Don’t spend time on organisational experiments
Some companies experience the temptation to experiment with new/unproven team structures, in order to “increase engineering productivity”. For instance, the Spotify Model for scaling Agile (Scaling Agile @ Spotify) has been touted as a way to decouple teams and increase productivity. In reality, this model has not even worked at Spotify itself! (Based on conversations we’ve had with a number of Spotify executives over the years.)
In many cases, there’s a naive assumption underlying this, namely that Engineering is the main productivity bottleneck. While it’s very often true that there are Engineering bottlenecks and inefficiencies, one needs to keep in mind that Engineering productivity can only be improved linearly. On the other hand, unless Product is very focused on customer value (the fundamentals we discussed in Part 4), it can generate an exponential increase in complexity and work; thus negating any Engineering improvements you may have been able to achieve.
We recommend keeping a “standard and boring” hierarchical organisation for Engineering, supplemented with two things:
- An easy way to form and dissolve ephemeral teams (possibly without changes in reporting for members of these teams), to be able to respond to new challenges.
- Pushing back some dependencies to the teams requesting them, in order to avoid certain teams (in particular, platform teams) becoming bottlenecks.
While you should strive to allow teams to operate as autonomously as possible, at some point – typically once you get to 30-50 engineers – you will need to start introducing platform teams. For instance, teams for devops, security, and application-level infrastructure. As mentioned above, you should strive to have a flexible allocation of responsibilities to avoid the platform teams turning into bottlenecks.
Increase your release agility as your team grows
The last point we’d like to mention here is that, as your team grows, you should strive to increase your release agility. This may seem counterintuitive but is an important and achievable goal while you’re scaling your Engineering team.
In one of our past jobs, we’ve measured release failure rates and found out that they are inversely related to the number of previously unreleased commits in those releases. Teams that released incrementally and very frequently were thus significantly more productive than teams that only did infrequent “Big Bang” releases. Using feature flags and gradual rollouts can help diminish the pressure on new code that’s released in production.
One of the main enablers for frequent releases is putting in place good automated tests. To slow down your release frequency, nothing beats a 1-2 week manual test cycle!
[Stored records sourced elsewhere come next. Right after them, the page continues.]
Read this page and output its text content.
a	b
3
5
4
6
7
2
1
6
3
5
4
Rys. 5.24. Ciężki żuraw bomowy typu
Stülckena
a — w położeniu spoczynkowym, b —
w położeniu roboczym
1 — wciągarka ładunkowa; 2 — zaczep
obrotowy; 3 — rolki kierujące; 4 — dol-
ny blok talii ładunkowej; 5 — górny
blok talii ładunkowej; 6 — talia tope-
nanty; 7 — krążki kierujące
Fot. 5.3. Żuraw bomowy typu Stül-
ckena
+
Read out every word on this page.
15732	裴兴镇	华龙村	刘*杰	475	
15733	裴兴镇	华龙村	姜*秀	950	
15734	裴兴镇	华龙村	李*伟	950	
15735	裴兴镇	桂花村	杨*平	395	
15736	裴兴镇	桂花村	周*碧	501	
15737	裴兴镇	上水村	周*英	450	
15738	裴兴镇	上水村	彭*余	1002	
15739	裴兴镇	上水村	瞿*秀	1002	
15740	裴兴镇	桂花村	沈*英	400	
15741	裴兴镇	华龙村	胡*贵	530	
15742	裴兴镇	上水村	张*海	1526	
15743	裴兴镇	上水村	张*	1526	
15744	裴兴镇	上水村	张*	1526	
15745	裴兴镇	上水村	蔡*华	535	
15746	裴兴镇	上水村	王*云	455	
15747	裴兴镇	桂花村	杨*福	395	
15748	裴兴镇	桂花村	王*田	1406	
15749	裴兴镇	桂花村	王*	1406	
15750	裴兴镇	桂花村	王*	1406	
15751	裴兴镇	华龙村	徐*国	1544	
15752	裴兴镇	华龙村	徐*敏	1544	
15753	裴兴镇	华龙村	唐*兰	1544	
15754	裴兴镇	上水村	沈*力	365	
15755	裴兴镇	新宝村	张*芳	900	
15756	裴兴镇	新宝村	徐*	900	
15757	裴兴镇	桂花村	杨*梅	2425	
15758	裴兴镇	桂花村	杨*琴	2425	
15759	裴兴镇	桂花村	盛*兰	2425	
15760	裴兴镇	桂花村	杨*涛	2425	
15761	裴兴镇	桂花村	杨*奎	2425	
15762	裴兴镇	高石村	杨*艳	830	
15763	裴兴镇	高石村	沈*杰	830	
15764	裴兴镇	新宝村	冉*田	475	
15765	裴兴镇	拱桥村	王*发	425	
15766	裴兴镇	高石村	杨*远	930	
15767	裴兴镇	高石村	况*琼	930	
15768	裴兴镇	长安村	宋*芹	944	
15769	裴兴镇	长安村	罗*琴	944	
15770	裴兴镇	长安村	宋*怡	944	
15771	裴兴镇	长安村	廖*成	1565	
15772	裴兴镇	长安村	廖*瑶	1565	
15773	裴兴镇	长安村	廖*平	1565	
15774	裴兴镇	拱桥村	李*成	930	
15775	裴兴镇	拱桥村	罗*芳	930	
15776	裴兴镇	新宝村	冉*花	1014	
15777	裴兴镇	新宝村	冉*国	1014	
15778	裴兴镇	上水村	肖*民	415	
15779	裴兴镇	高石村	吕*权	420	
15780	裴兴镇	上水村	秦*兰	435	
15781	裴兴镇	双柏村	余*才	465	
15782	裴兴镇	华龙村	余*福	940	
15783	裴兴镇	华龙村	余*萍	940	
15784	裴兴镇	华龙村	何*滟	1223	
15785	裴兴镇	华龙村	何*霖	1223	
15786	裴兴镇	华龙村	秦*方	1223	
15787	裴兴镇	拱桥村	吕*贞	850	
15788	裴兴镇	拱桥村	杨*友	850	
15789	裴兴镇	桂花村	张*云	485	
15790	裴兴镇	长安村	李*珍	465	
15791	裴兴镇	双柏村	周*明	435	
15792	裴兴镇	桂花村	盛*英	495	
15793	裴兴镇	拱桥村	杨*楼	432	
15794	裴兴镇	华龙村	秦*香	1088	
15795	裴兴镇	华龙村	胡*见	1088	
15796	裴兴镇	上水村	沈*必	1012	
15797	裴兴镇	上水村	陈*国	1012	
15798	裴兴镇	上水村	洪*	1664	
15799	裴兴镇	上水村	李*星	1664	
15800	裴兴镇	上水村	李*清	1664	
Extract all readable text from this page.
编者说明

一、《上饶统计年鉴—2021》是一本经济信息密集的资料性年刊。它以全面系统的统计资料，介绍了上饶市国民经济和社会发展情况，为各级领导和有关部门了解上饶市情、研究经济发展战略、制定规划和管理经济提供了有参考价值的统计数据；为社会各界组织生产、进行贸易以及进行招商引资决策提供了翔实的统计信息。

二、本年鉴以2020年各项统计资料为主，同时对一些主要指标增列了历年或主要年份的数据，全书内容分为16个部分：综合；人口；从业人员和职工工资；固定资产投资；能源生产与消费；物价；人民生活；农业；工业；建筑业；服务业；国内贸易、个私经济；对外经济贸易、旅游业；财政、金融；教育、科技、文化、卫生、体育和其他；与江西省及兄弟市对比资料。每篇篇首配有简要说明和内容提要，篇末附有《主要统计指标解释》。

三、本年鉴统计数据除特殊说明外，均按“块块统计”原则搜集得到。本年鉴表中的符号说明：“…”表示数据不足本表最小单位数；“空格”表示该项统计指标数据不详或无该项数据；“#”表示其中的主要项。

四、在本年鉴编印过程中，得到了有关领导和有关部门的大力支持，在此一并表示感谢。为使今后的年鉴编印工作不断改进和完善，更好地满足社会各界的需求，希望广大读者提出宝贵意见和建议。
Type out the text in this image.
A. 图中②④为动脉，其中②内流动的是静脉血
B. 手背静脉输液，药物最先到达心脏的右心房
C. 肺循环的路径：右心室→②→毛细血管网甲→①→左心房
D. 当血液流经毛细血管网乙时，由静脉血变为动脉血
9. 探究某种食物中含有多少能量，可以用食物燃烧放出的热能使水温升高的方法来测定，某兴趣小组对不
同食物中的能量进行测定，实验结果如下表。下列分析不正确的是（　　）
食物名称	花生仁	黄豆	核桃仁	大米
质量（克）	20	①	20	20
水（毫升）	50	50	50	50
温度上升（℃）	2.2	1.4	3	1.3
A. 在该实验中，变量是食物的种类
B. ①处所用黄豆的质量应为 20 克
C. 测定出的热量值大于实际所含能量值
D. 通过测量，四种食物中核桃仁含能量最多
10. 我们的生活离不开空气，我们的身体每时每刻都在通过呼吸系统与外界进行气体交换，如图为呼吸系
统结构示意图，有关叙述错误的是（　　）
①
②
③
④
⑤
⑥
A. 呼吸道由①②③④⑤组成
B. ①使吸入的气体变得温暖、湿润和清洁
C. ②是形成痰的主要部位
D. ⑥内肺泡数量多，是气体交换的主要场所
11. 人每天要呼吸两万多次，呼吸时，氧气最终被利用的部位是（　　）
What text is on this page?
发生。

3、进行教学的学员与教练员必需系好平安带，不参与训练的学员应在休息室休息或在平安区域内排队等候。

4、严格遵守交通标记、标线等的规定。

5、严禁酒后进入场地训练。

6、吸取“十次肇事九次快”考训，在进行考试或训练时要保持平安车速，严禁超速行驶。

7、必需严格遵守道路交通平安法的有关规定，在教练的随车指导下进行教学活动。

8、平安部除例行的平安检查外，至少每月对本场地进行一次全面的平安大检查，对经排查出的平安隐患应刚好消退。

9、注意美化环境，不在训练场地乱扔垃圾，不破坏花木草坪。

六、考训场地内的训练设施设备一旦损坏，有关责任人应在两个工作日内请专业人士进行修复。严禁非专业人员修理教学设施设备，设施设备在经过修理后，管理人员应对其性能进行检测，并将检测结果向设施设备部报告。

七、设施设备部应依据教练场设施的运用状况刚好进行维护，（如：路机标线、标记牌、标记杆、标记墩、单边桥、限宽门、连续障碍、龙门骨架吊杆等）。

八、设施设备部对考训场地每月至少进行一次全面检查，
The best way to achieve good automation is to get rid of your Quality Assurance (QA) team, if you ever started building one. Separate QA teams may make sense for companies shipping packaged software since the cost of defects can be extremely high. However, in today’s SaaS world, a separate QA team or discipline creates overhead and quickly becomes a bottleneck. Engineers should do all QA; since they dislike doing manual testing, this will provide a strong incentive to automate QA over time.
Conclusion
You’ve now reached the end of this series in which we covered the following:
- In Part 1, we discussed what it means to move from pre- to post-PMF, and what new challenges you’ll need to face.
- Part 2 we provided insights into how you can scale your company culture to deal with those challenges.
- Part 3 discussed scaling aspects that are common to both Product and Engineering.
- Part 4 we focused specifically on how you need to evolve your Product discipline.
- This Part detailed scaling aspects that are specific to your Engineering team.
We hope you’ve enjoyed this series and that this material has provided you with food for thought and further exploration.